FIGS sells premium scrubs and healthcare apparel directly to medical professionals who've made the brand a status symbol in hospitals, while Criteo runs a commerce media platform connecting retailers ...
Investment Analysis
FIGS
FIGS
Pros
- FIGS reported stronger-than-expected third-quarter 2025 results, with net revenue growth of 8.2% year-on-year, the highest quarterly growth in two years.
- The company achieved improved profitability, delivering net income and exceeding both top and bottom line expectations in its latest quarter.
- FIGS maintains a direct-to-consumer model with a loyal customer base in the healthcare apparel sector, supporting brand differentiation and recurring sales.
Considerations
- Analyst consensus is a 'Hold' rating, with an average price target below the current share price, suggesting limited near-term upside.
- The company's price-to-earnings ratio is very high, reflecting stretched valuation relative to earnings and increased risk if growth slows.
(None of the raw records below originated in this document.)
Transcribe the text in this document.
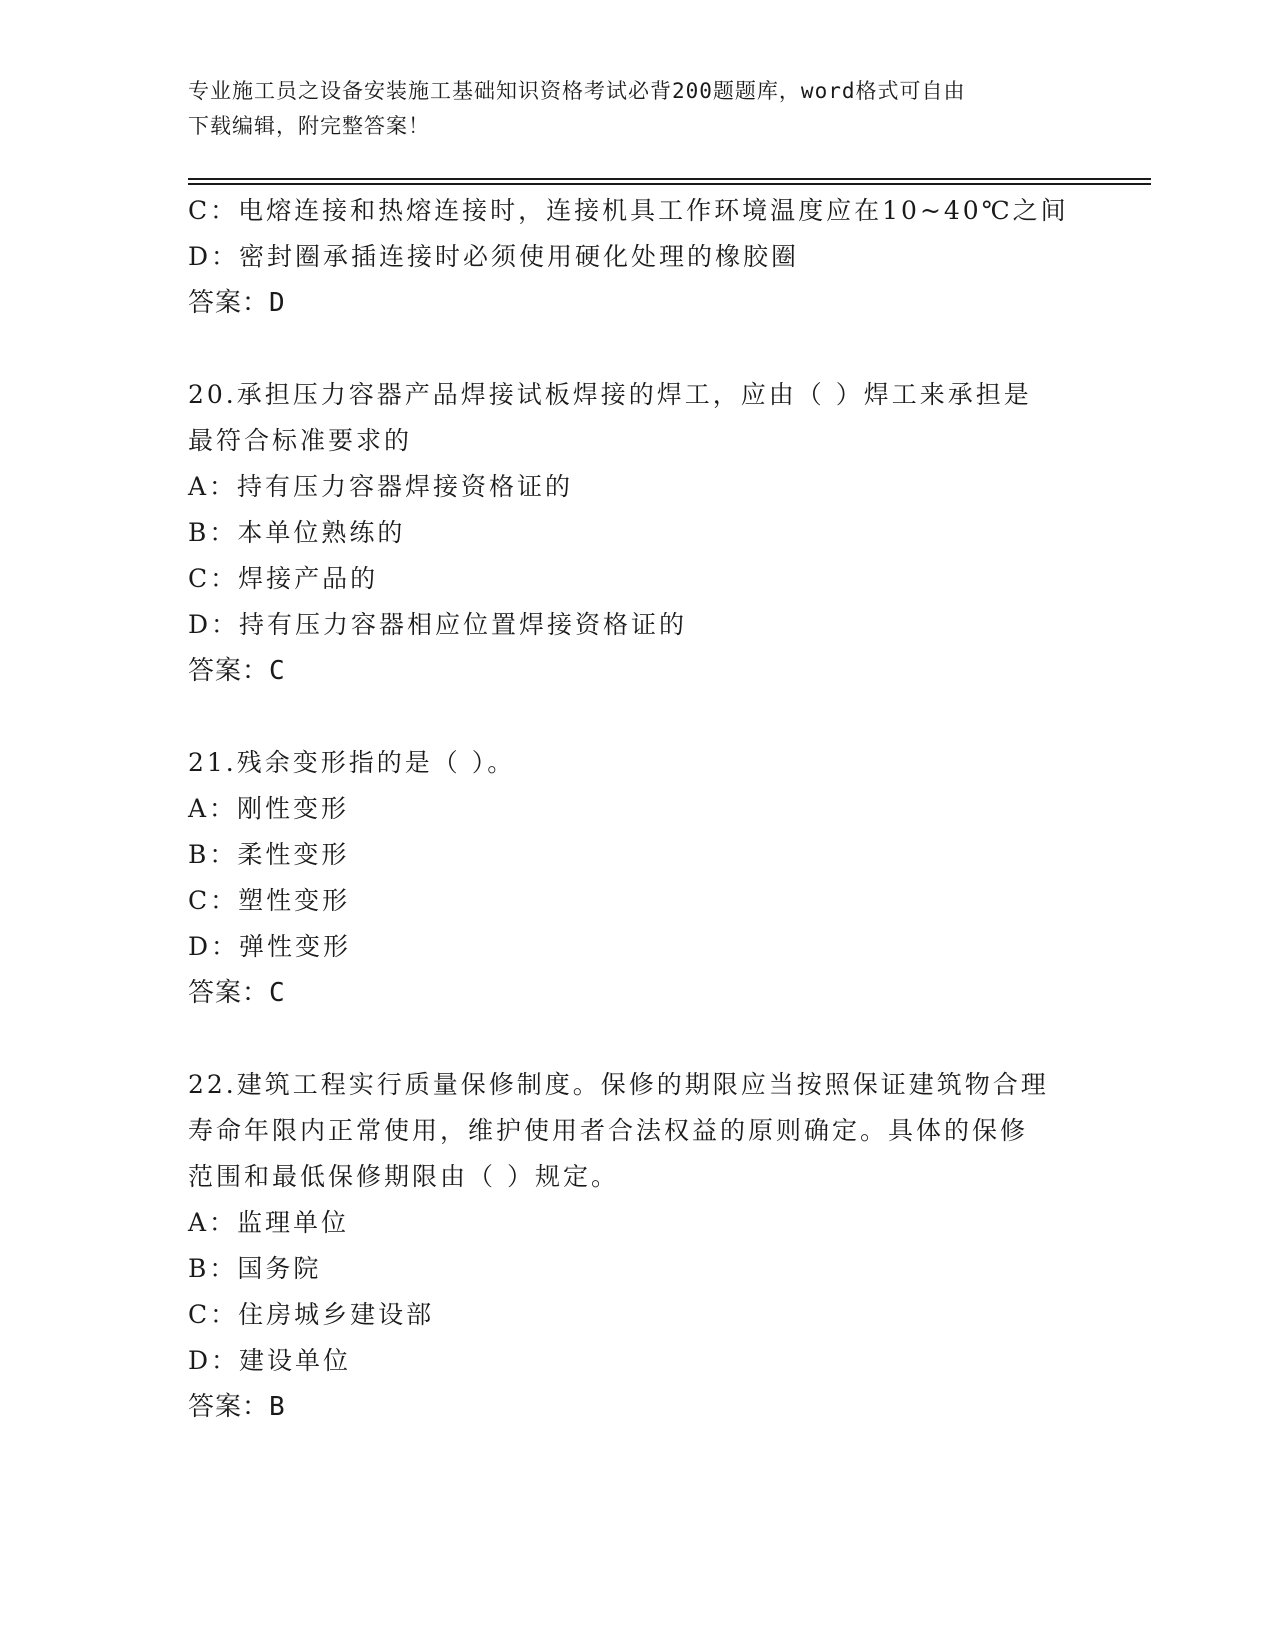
专业施工员之设备安装施工基础知识资格考试必背200题题库，word格式可自由
下载编辑，附完整答案！
C：电熔连接和热熔连接时，连接机具工作环境温度应在10~40℃之间
D：密封圈承插连接时必须使用硬化处理的橡胶圈
答案：D
20.承担压力容器产品焊接试板焊接的焊工，应由（ ）焊工来承担是
最符合标准要求的
A：持有压力容器焊接资格证的
B：本单位熟练的
C：焊接产品的
D：持有压力容器相应位置焊接资格证的
答案：C
21.残余变形指的是（ ）。
A：刚性变形
B：柔性变形
C：塑性变形
D：弹性变形
答案：C
22.建筑工程实行质量保修制度。保修的期限应当按照保证建筑物合理
寿命年限内正常使用，维护使用者合法权益的原则确定。具体的保修
范围和最低保修期限由（ ）规定。
A：监理单位
B：国务院
C：住房城乡建设部
D：建设单位
答案：B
- FIGS operates in a competitive and cyclical market, with exposure to changing consumer spending patterns and healthcare sector dynamics.
Criteo
CRTO
Pros
- Criteo has a low price-to-earnings ratio, indicating relatively attractive valuation compared to broader market and sector peers.
- The company operates globally with diversified revenue streams across retail, travel, and classifieds industries, reducing reliance on any single market.
- Criteo's technology platform leverages AI and data analytics to drive performance marketing, supporting innovation and competitive differentiation.
Considerations
- Criteo's stock has experienced significant volatility, with a wide 52-week price range reflecting uncertainty and sensitivity to market sentiment.
- The digital advertising sector faces regulatory scrutiny and evolving privacy standards, which could impact Criteo's data-driven business model.
- Revenue growth has been inconsistent in recent periods, with some quarters showing declines, raising concerns about sustainable momentum.